On top of which, Dune is, in itself, a sumptuous and visually beautiful example of expansive world-building. Fitting a series that has spawned dozens of novels and an entire universe of expanded storylines, endless care and loving attention has gone into creating every inch of this world. Jacqueline West’s costumes brilliantly capture the mix of medieval and space-punk futurism in the world’s design (this is after all a universe which is effectively Game of Thrones in space – one of many franchises to owe a huge debt to Dune) and Patrice Vermette’s set design superbly contrasts the different planets aesthetics. The imagery carefully contrasts the greens and blues (and water!) of the other worlds with the striking yellows and dryness of Arrakis – it’s beautifully filmed by Grieg Fraser – and the scale is epic, re-enforced by Zimmer’s gothic choir inspired music.
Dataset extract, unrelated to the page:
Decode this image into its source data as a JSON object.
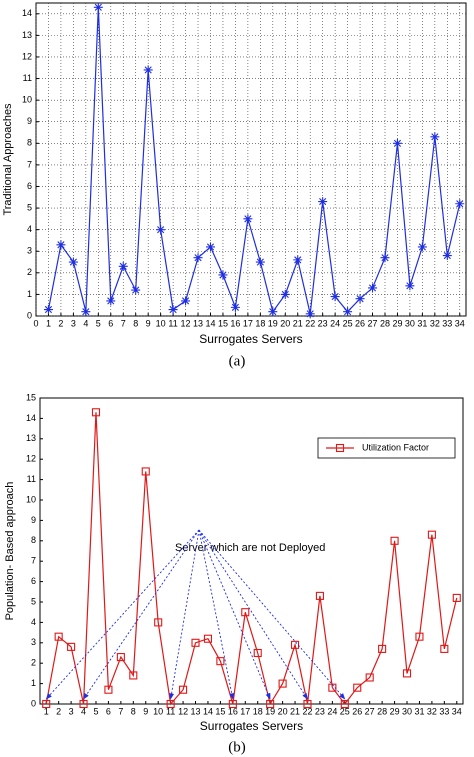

Villeneuve marshals this all into a story that is part world-building set-up, part conspiracy thriller and eventually becomes a full-on chase movie. Each shift in story-telling style flows naturally into the next, and Villeneuve keeps the pace and sense of intrigue up highly effectively. He also understands that films like this need a touch of wit and human warmth: Herbert’s book, for all its strengths, is also a po-faced and slightly pretentious read, with every event and character consciously carrying a massive sense of importance. Dune recognises this, and makes sure to mix lightness and touches of humour to avoid the operatic seriousness tipping into being a little silly (as it did in Lynch’s version).
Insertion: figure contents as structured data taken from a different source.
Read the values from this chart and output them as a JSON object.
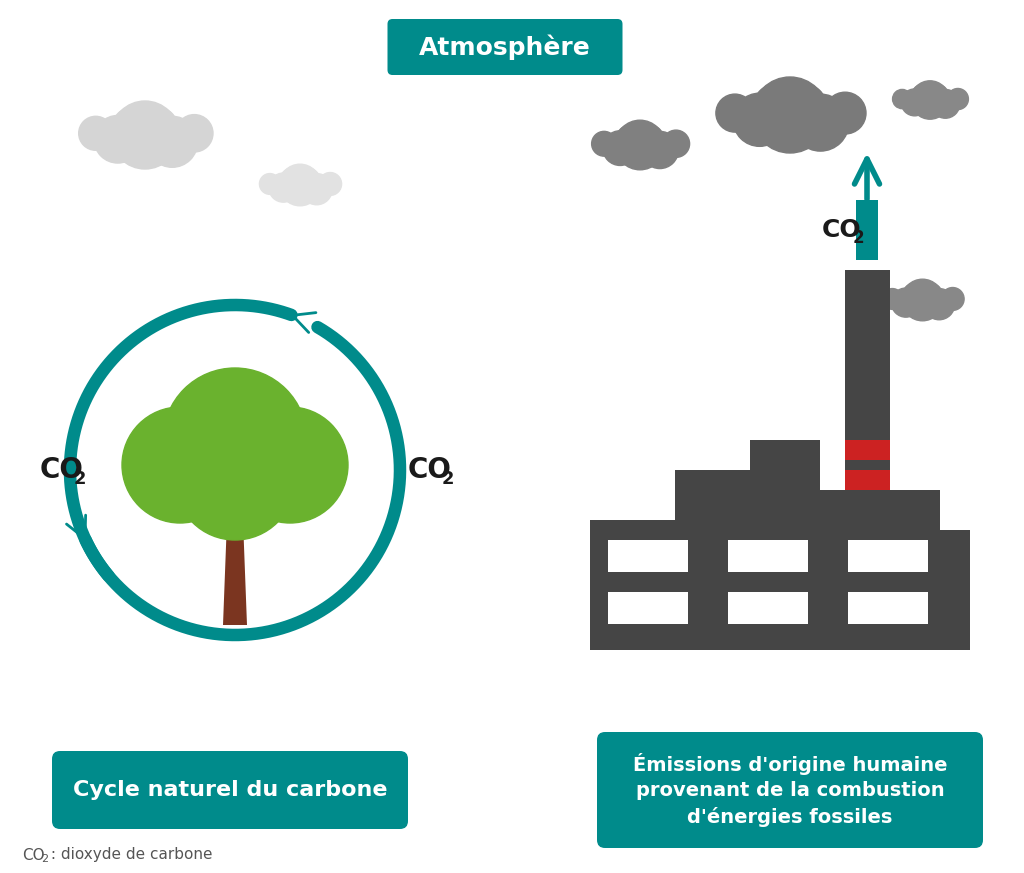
{
  "bg_color": "#ffffff",
  "teal": "#008B8B",
  "factory_color": "#454545",
  "tree_green": "#6ab22e",
  "tree_brown": "#7b3520",
  "red_stripe": "#cc2222",
  "light_cloud": "#d5d5d5",
  "dark_cloud": "#7a7a7a",
  "atmosphere_label": "Atmosphère",
  "cycle_label": "Cycle naturel du carbone",
  "emissions_line1": "Émissions d'origine humaine",
  "emissions_line2": "provenant de la combustion",
  "emissions_line3": "d'énergies fossiles",
  "footnote_co2": "CO",
  "footnote_rest": " : dioxyde de carbone"
}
Villeneuve is helped in this by a well-chosen cast. Chalamet is perfectly cast as the naïve Paul, growing in statue and wisdom as the film progresses: he is effectively vulnerable but also a determined and mentally strong hero, one we can have faith in but still feel concerned about. Ferguson is the film’s stand-out performance as his conflicted mother, determined to protect her family. Isaac is perfect as the charismatic and noble Leto, as is Skarsgard as the viciously bloated Vladimir. Sharon Duncan-Brewster is terrific as an official with split loyalties. Charlotte Rampling has a highly effective cameo as a mysterious priest while Jason Momoa gives possibly his finest performance (certainly his warmest and wittiest) as a larger-than-life warrior.
The film glosses over certain elements – in particular the plot against House Artreides, and Leto’s suspicions of it are wisely simplified and stream-lined – and wisely revises or avoids elements of the book that have dated (most notably the slight stench of homophobia around the bloated, predatory Vladimir). In some ways it’s a beautiful coffee-table version of the story, but it’s careful enough to suggest anything we are not seeing from the book is still happening, just off-camera (I await the inevitable Director’s Cut with even more Mentats, Conditioning and Weirding!). However – based on the cinema I sat in – this has worked a treat to win converts over to the story.
A sweeping, impressive and epic version of a huge novel, it’s a triumph of directorial vision and skilful compression and adaptation. By trying to make Dune work for a larger audience, without sacrificing its heart, rather than laboriously include everything and everyone, it successfully makes it into a crowd-pleasing space opera with depth. Catch it on the big screen!